I respectfully take exception to the statements in the ponencia that
the petitioner was not arrested at all (p. 12) and that petitioner had
not been arrested, with or without a warrant (p. 130). Arrest is the
taking of a person into custody in order that he may be bound to
answer for the commission of an offense (Sec. 1, Rule 113, Rules of
Court). An arrest is made by an actual restraint of the person to be
arrested, or by his submission to the custody of the person making the
arrest (Sec. 2, Rule 113, Rules of Court).
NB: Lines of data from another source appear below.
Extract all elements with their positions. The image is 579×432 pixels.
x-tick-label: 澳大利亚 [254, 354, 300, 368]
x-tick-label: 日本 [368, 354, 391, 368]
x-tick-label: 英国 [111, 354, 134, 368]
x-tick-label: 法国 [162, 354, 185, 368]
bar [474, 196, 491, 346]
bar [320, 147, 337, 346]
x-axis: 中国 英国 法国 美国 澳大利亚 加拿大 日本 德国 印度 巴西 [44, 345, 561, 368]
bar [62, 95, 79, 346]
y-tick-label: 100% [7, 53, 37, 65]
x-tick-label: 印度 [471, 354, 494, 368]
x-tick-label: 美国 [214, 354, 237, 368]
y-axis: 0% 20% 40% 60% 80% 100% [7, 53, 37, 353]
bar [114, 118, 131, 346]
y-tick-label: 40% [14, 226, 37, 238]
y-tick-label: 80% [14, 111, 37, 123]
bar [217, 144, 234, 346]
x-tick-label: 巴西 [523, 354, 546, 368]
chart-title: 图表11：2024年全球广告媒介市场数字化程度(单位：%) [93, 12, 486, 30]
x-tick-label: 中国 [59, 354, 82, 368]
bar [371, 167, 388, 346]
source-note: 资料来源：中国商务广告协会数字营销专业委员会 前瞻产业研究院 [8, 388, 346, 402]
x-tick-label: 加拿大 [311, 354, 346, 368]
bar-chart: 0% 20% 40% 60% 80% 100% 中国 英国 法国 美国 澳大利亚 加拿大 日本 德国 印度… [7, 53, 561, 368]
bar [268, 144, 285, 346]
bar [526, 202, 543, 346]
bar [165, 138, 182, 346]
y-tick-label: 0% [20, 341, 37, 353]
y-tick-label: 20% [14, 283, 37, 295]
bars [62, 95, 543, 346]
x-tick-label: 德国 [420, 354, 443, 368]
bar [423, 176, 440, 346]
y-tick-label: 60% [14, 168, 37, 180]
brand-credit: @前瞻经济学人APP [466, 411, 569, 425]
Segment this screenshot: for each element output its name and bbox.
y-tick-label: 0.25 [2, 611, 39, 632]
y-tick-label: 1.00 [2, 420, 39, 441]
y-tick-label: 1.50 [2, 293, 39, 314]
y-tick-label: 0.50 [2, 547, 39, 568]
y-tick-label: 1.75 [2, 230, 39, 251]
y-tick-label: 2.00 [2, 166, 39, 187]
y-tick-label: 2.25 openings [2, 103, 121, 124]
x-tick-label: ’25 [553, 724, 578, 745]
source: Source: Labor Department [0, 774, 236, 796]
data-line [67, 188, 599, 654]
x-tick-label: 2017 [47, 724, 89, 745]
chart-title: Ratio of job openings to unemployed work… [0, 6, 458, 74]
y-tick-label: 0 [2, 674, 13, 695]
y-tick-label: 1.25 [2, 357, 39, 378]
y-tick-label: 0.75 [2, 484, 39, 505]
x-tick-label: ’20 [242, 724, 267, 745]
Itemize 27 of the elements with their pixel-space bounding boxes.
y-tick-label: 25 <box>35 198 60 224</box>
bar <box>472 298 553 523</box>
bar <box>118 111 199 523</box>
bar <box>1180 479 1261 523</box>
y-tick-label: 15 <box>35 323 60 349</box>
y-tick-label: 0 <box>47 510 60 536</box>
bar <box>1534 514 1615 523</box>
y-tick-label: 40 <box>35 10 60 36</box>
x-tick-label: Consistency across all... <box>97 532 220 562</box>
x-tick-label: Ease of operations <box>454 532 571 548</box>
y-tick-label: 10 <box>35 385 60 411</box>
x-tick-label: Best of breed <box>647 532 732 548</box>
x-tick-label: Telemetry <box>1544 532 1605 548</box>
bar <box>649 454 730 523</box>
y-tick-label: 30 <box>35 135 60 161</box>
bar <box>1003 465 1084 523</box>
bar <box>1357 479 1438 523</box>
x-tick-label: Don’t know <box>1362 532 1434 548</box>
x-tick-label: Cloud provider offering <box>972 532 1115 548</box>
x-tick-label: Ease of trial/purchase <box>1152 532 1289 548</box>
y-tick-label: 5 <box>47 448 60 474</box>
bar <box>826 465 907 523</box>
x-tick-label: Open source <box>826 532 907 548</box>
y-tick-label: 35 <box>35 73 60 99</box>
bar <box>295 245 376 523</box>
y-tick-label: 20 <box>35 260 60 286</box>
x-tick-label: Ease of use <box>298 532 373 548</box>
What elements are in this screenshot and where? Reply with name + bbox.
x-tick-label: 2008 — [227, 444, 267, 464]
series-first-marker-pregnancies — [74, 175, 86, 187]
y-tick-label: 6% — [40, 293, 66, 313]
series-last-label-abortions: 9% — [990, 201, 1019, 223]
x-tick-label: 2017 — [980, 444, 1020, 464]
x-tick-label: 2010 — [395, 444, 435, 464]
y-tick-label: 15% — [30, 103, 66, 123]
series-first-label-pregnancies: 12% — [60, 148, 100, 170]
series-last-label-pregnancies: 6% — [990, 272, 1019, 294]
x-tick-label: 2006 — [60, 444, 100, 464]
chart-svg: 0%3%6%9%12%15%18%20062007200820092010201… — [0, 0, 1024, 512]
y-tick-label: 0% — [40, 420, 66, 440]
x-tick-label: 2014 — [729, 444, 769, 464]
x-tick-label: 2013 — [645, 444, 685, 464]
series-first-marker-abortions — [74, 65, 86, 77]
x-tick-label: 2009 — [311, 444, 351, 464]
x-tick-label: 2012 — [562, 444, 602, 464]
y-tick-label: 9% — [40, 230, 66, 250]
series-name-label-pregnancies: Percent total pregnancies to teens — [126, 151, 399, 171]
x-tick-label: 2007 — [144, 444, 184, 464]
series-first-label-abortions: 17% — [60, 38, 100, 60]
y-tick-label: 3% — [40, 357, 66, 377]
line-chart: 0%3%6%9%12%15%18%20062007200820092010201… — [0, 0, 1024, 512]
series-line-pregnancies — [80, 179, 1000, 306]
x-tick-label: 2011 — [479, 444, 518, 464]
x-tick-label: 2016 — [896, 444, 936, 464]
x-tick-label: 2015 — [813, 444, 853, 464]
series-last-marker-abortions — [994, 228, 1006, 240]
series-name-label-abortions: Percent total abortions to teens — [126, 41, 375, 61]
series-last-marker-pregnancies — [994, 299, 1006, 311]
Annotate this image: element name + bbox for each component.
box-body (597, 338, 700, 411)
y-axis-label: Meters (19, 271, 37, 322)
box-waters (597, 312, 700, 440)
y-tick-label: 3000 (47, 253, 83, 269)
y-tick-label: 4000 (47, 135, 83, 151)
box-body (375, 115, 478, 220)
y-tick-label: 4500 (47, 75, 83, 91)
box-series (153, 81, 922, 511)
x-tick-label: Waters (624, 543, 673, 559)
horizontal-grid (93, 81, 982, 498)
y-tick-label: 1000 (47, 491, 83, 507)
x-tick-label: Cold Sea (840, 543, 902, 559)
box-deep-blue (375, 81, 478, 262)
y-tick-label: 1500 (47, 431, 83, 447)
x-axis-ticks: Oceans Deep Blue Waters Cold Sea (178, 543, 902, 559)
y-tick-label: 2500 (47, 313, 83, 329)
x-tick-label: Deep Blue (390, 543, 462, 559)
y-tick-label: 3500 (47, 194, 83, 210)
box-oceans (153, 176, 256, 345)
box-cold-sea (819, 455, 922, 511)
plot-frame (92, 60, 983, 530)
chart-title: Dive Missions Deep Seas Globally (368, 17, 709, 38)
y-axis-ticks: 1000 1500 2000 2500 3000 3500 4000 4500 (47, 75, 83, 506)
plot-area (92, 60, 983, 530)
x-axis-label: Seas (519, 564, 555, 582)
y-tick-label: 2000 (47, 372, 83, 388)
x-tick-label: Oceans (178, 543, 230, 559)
When Go walked into the
San Juan Police Station on July 8, 1991, and placed himself at the
disposal of the police authorities who clamped him in jail after he was
identified by an eyewitness as the person who shot Maguan, he was
actually and effectively arrested. His filing of a petition to be released
on bail was a waiver of any irregularity attending his arrest and estops
him from questioning its validity (Callanta vs. Villanueva, 77 SCRA
377; Bagcal vs. Villaraza, 120 SCRA 525).
I, vote to dismiss the petition and affirm the trial courts order of
July 17, 1991.
Petition granted; decision reversed.